Anschliessend begaben sich der Papst, der Patriarch und der Erzbischof in ein Zelt mit mehreren hundert Flüchtlingen. Sie schüttelten viele Hände und hörten sich über Dolmetscher die Schilderungen von viele Schicksale. Ein Mann warf sich laut weinend dem Papst zu Füssen und erbat seinen Segen. Franziskus segnete und umarmte den Mann.

Patriarch: Ein Problem der ganzen Welt

Patriarch Bartholomaios I. beklagte in seiner Ansprache, das Mittelmeer sei zu einem Grab für viele Menschen geworden. Man müsse sich dafür einsetzen, dass es zu einem «Meer des Friedens», des Lebens, des Dialogs und der Begegnung werde. Das Flüchtlingsproblem sei nicht nur ein Problem für den Nahen Osten, für Griechenland und Europa, sondern für die ganze Welt, sagte Bartholomaios I. «Die Welt wird danach beurteilt, wie sie euch behandelt hat.» Der Patriarch rief zum Gebet für ein baldiges Ende der Konflikte im Nahen Osten auf.

Wörtlich sagte Bartholomaios: «Wir haben geweint, als wir sahen, wie das Mittelmeer zu Grab für eure Lieben wurde. Wir haben geweint, als wir die Sympathie und Sensibilität der Menschen auf Lesbos und anderen Inseln gesehen haben. Aber wir haben auch geweint, als wir die harten Herzen unserer Brüder und Schwester gesehen haben, die die Grenzen verschlossen und die Schulter abgewandt haben.»

«Bankrott der Menschlichkeit»

Der Athener Erzbischof Hieronymos II. übte Kritik am internationalen Umgang mit den Flüchtlingen. Europa habe in den vergangenen Jahren gegenüber diesen Menschen einen «Bankrott der Menschlichkeit und der Solidarität» gezeigt. «Wir müssen handeln, damit die Verirrungen und die Entwertung der menschlichen Person ein Ende finden.»
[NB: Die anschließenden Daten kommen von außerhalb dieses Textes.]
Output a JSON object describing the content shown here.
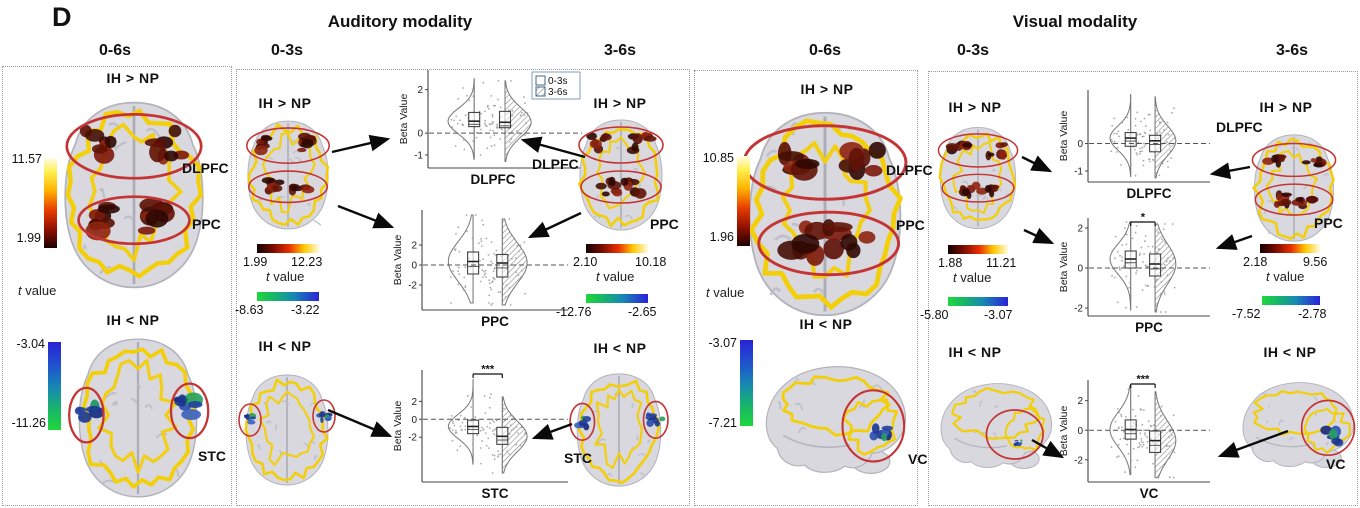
{
  "panel_label": "D",
  "sections": {
    "auditory": {
      "title": "Auditory modality"
    },
    "visual": {
      "title": "Visual modality"
    }
  },
  "time_headers": [
    "0-6s",
    "0-3s",
    "3-6s",
    "0-6s",
    "0-3s",
    "3-6s"
  ],
  "contrasts": {
    "positive": "IH > NP",
    "negative": "IH < NP"
  },
  "t_label": {
    "italic": "t",
    "rest": " value"
  },
  "colorbars": {
    "aud06": {
      "hot": {
        "max": "11.57",
        "min": "1.99"
      },
      "cool": {
        "max": "-3.04",
        "min": "-11.26"
      }
    },
    "aud03": {
      "hot": {
        "min": "1.99",
        "max": "12.23"
      },
      "cool": {
        "min": "-8.63",
        "max": "-3.22"
      }
    },
    "aud36": {
      "hot": {
        "min": "2.10",
        "max": "10.18"
      },
      "cool": {
        "min": "-12.76",
        "max": "-2.65"
      }
    },
    "vis06": {
      "hot": {
        "max": "10.85",
        "min": "1.96"
      },
      "cool": {
        "max": "-3.07",
        "min": "-7.21"
      }
    },
    "vis03": {
      "hot": {
        "min": "1.88",
        "max": "11.21"
      },
      "cool": {
        "min": "-5.80",
        "max": "-3.07"
      }
    },
    "vis36": {
      "hot": {
        "min": "2.18",
        "max": "9.56"
      },
      "cool": {
        "min": "-7.52",
        "max": "-2.78"
      }
    }
  },
  "regions": {
    "aud06": [
      "DLPFC",
      "PPC",
      "STC"
    ],
    "aud36": [
      "DLPFC",
      "PPC",
      "STC"
    ],
    "vis06": [
      "DLPFC",
      "PPC",
      "VC"
    ],
    "vis36": [
      "DLPFC",
      "PPC",
      "VC"
    ]
  },
  "chart_data": [
    {
      "type": "violin+box",
      "title": "Auditory DLPFC beta values",
      "xlabel": "DLPFC",
      "ylabel": "Beta Value",
      "yticks": [
        2,
        0,
        -1
      ],
      "ylim": [
        -1.6,
        2.9
      ],
      "zero_line": true,
      "significance": null,
      "legend": [
        "0-3s",
        "3-6s"
      ],
      "series": [
        {
          "name": "0-3s",
          "median": 0.55,
          "q1": 0.3,
          "q3": 0.95,
          "min": -1.2,
          "max": 2.5
        },
        {
          "name": "3-6s",
          "median": 0.5,
          "q1": 0.25,
          "q3": 1.0,
          "min": -1.3,
          "max": 2.4
        }
      ]
    },
    {
      "type": "violin+box",
      "title": "Auditory PPC beta values",
      "xlabel": "PPC",
      "ylabel": "Beta Value",
      "yticks": [
        2,
        0,
        -2
      ],
      "ylim": [
        -4.5,
        5.5
      ],
      "zero_line": true,
      "significance": null,
      "series": [
        {
          "name": "0-3s",
          "median": 0.35,
          "q1": -0.9,
          "q3": 1.3,
          "min": -3.8,
          "max": 5.0
        },
        {
          "name": "3-6s",
          "median": 0.2,
          "q1": -1.2,
          "q3": 1.05,
          "min": -4.0,
          "max": 4.6
        }
      ]
    },
    {
      "type": "violin+box",
      "title": "Auditory STC beta values",
      "xlabel": "STC",
      "ylabel": "Beta Value",
      "yticks": [
        2,
        0,
        -2
      ],
      "ylim": [
        -7.0,
        5.5
      ],
      "zero_line": true,
      "significance": "***",
      "series": [
        {
          "name": "0-3s",
          "median": -0.8,
          "q1": -1.6,
          "q3": -0.1,
          "min": -5.0,
          "max": 4.5
        },
        {
          "name": "3-6s",
          "median": -1.9,
          "q1": -2.8,
          "q3": -0.9,
          "min": -6.0,
          "max": 2.5
        }
      ]
    },
    {
      "type": "violin+box",
      "title": "Visual DLPFC beta values",
      "xlabel": "DLPFC",
      "ylabel": "Beta Value",
      "yticks": [
        0,
        -1
      ],
      "ylim": [
        -1.4,
        1.95
      ],
      "zero_line": true,
      "significance": null,
      "series": [
        {
          "name": "0-3s",
          "median": 0.2,
          "q1": -0.1,
          "q3": 0.4,
          "min": -1.2,
          "max": 1.8
        },
        {
          "name": "3-6s",
          "median": 0.1,
          "q1": -0.3,
          "q3": 0.3,
          "min": -1.25,
          "max": 1.7
        }
      ]
    },
    {
      "type": "violin+box",
      "title": "Visual PPC beta values",
      "xlabel": "PPC",
      "ylabel": "Beta Value",
      "yticks": [
        2,
        0,
        -2
      ],
      "ylim": [
        -2.4,
        2.5
      ],
      "zero_line": true,
      "significance": "*",
      "series": [
        {
          "name": "0-3s",
          "median": 0.45,
          "q1": 0.0,
          "q3": 0.85,
          "min": -2.1,
          "max": 2.3
        },
        {
          "name": "3-6s",
          "median": 0.2,
          "q1": -0.4,
          "q3": 0.7,
          "min": -2.2,
          "max": 2.2
        }
      ]
    },
    {
      "type": "violin+box",
      "title": "Visual VC beta values",
      "xlabel": "VC",
      "ylabel": "Beta Value",
      "yticks": [
        2,
        0,
        -2
      ],
      "ylim": [
        -3.5,
        3.4
      ],
      "zero_line": true,
      "significance": "***",
      "series": [
        {
          "name": "0-3s",
          "median": 0.05,
          "q1": -0.6,
          "q3": 0.7,
          "min": -3.0,
          "max": 3.0
        },
        {
          "name": "3-6s",
          "median": -0.7,
          "q1": -1.5,
          "q3": -0.05,
          "min": -3.2,
          "max": 2.6
        }
      ]
    }
  ]
}
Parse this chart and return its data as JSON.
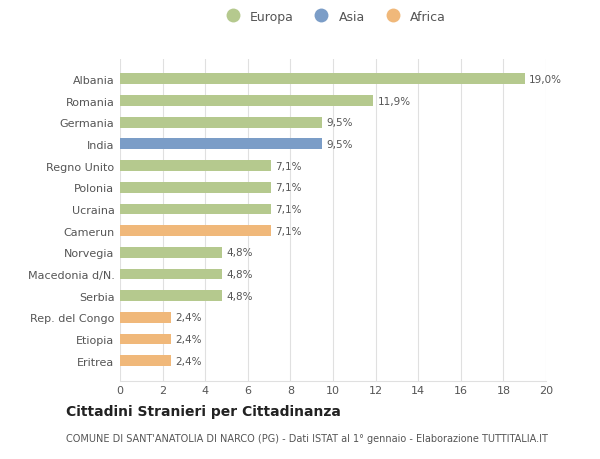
{
  "countries": [
    "Albania",
    "Romania",
    "Germania",
    "India",
    "Regno Unito",
    "Polonia",
    "Ucraina",
    "Camerun",
    "Norvegia",
    "Macedonia d/N.",
    "Serbia",
    "Rep. del Congo",
    "Etiopia",
    "Eritrea"
  ],
  "values": [
    19.0,
    11.9,
    9.5,
    9.5,
    7.1,
    7.1,
    7.1,
    7.1,
    4.8,
    4.8,
    4.8,
    2.4,
    2.4,
    2.4
  ],
  "labels": [
    "19,0%",
    "11,9%",
    "9,5%",
    "9,5%",
    "7,1%",
    "7,1%",
    "7,1%",
    "7,1%",
    "4,8%",
    "4,8%",
    "4,8%",
    "2,4%",
    "2,4%",
    "2,4%"
  ],
  "continents": [
    "Europa",
    "Europa",
    "Europa",
    "Asia",
    "Europa",
    "Europa",
    "Europa",
    "Africa",
    "Europa",
    "Europa",
    "Europa",
    "Africa",
    "Africa",
    "Africa"
  ],
  "colors": {
    "Europa": "#b5c98e",
    "Asia": "#7b9dc7",
    "Africa": "#f0b87a"
  },
  "title": "Cittadini Stranieri per Cittadinanza",
  "subtitle": "COMUNE DI SANT'ANATOLIA DI NARCO (PG) - Dati ISTAT al 1° gennaio - Elaborazione TUTTITALIA.IT",
  "xlim": [
    0,
    20
  ],
  "xticks": [
    0,
    2,
    4,
    6,
    8,
    10,
    12,
    14,
    16,
    18,
    20
  ],
  "background_color": "#ffffff",
  "grid_color": "#e0e0e0",
  "title_fontsize": 10,
  "subtitle_fontsize": 7,
  "label_fontsize": 7.5,
  "tick_fontsize": 8,
  "legend_fontsize": 9
}
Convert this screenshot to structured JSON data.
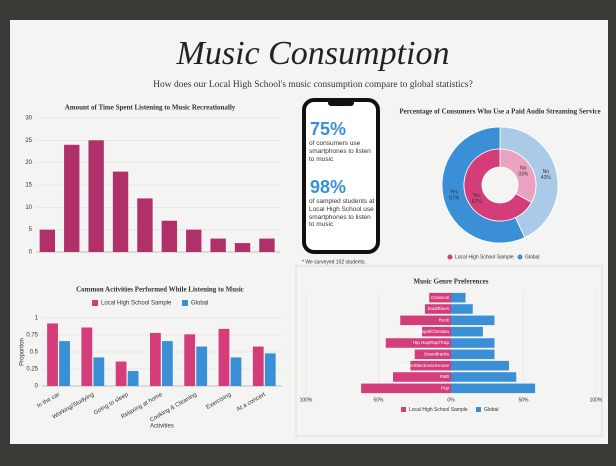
{
  "poster": {
    "title": "Music Consumption",
    "subtitle": "How does our Local High School's music consumption compare to global statistics?"
  },
  "infographic": {
    "stat1": "75%",
    "text1": "of consumers use smartphones to listen to music",
    "stat2": "98%",
    "text2": "of sampled students at Local High School use smartphones to listen to music",
    "note": "* We surveyed 102 students."
  },
  "chart_data": [
    {
      "type": "bar",
      "title": "Amount of Time Spent Listening to Music Recreationally",
      "categories": [
        null,
        null,
        null,
        null,
        null,
        null,
        null,
        null,
        null,
        null
      ],
      "values": [
        5,
        24,
        25,
        18,
        12,
        7,
        5,
        3,
        2,
        3
      ],
      "color": "#b0306a",
      "ylim": [
        0,
        30
      ],
      "yticks": [
        0,
        5,
        10,
        15,
        20,
        25,
        30
      ],
      "grid": true
    },
    {
      "type": "pie",
      "title": "Percentage of Consumers Who Use a Paid Audio Streaming Service",
      "categories": [
        "No",
        "Yes"
      ],
      "series": [
        {
          "name": "Global",
          "colors": [
            "#a9cbe8",
            "#3a8fd6"
          ],
          "values": [
            43,
            57
          ],
          "value_labels": [
            "43%",
            "57%"
          ]
        },
        {
          "name": "Local High School Sample",
          "colors": [
            "#e9a3c0",
            "#d43d7a"
          ],
          "values": [
            33,
            67
          ],
          "value_labels": [
            "33%",
            "67%"
          ]
        }
      ]
    },
    {
      "type": "bar",
      "title": "Common Activities Performed While Listening to Music",
      "x_label": "Activities",
      "y_label": "Proportion",
      "categories": [
        "In the car",
        "Working/Studying",
        "Going to sleep",
        "Relaxing at home",
        "Cooking & Cleaning",
        "Exercising",
        "At a concert"
      ],
      "series": [
        {
          "name": "Local High School Sample",
          "color": "#d43d7a",
          "values": [
            0.92,
            0.86,
            0.36,
            0.78,
            0.76,
            0.84,
            0.58
          ]
        },
        {
          "name": "Global",
          "color": "#3a8fd6",
          "values": [
            0.66,
            0.42,
            0.22,
            0.66,
            0.58,
            0.42,
            0.48
          ]
        }
      ],
      "ylim": [
        0,
        1
      ],
      "yticks": [
        0,
        0.25,
        0.5,
        0.75,
        1
      ],
      "grid": true
    },
    {
      "type": "barh",
      "title": "Music Genre Preferences",
      "categories": [
        "Classical",
        "Soul/Blues",
        "Rock",
        "Gospel/Christian",
        "Hip Hop/Rap/Trap",
        "Soundtracks",
        "Dance/Electronic/House",
        "R&B",
        "Pop"
      ],
      "series": [
        {
          "name": "Local High School Sample",
          "color": "#d43d7a",
          "side": "left",
          "values": [
            15,
            18,
            35,
            20,
            45,
            25,
            28,
            40,
            62
          ]
        },
        {
          "name": "Global",
          "color": "#3a8fd6",
          "side": "right",
          "values": [
            10,
            15,
            30,
            22,
            30,
            30,
            40,
            45,
            58
          ]
        }
      ],
      "xlim": [
        -100,
        100
      ],
      "xticks": [
        {
          "value": -100,
          "label": "100%"
        },
        {
          "value": -50,
          "label": "50%"
        },
        {
          "value": 0,
          "label": "0%"
        },
        {
          "value": 50,
          "label": "50%"
        },
        {
          "value": 100,
          "label": "100%"
        }
      ],
      "grid": true
    }
  ]
}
Ausdrücklich dankte der Erzbischof dem Papst und dem Ökumenischen Patriarchen für ihren Besuch. Gemeinsam könnten sie so die Aufmerksamkeit der ganzen Welt, der christlichen und der nichtchristlichen, auf die aktuelle Flüchtlingstragödie lenken.

Gebet für gestorbene Bootsflüchtlinge

Papst Franziskus hat bei seinem Besuch für die Flüchtlinge gebetet, die während der Fahrt über das Mittelmeer ums Leben gekommen sind. Anschliessend warf er am Hafenbecken des Hauptorts Mytilini einen Blumenkranz ins Meer. «Mögen wir sie nie vergessen, sondern ihr Opfer ehren, mit Taten mehr als mit Worten», betete Franziskus. Er bat darum, dass «Nationen, Gemeinschaften und Einzelne» zu der Erkenntnis gelangten, «dass sie, die an unseren Küsten landen, unsere Brüder und Schwestern sind». Gemeinsam mit dem Papst warfen der Ökumenische Patriarch von Konstantinopel, Bartholomaios I. und der Erzbischof von Athen, Hieronymus II. jeweils einen Blumenkranz ins Wasser.

Nach Angaben des Flüchtlingshilfswerks der Vereinten Nationen (UNHCR) kamen seit Jahresbeginn 728 Flüchtlinge während der Fahrt über das Mittelmeer ums Leben oder wurden als vermisst gemeldet, 2015 waren es insgesamt 3771. (kna/cic)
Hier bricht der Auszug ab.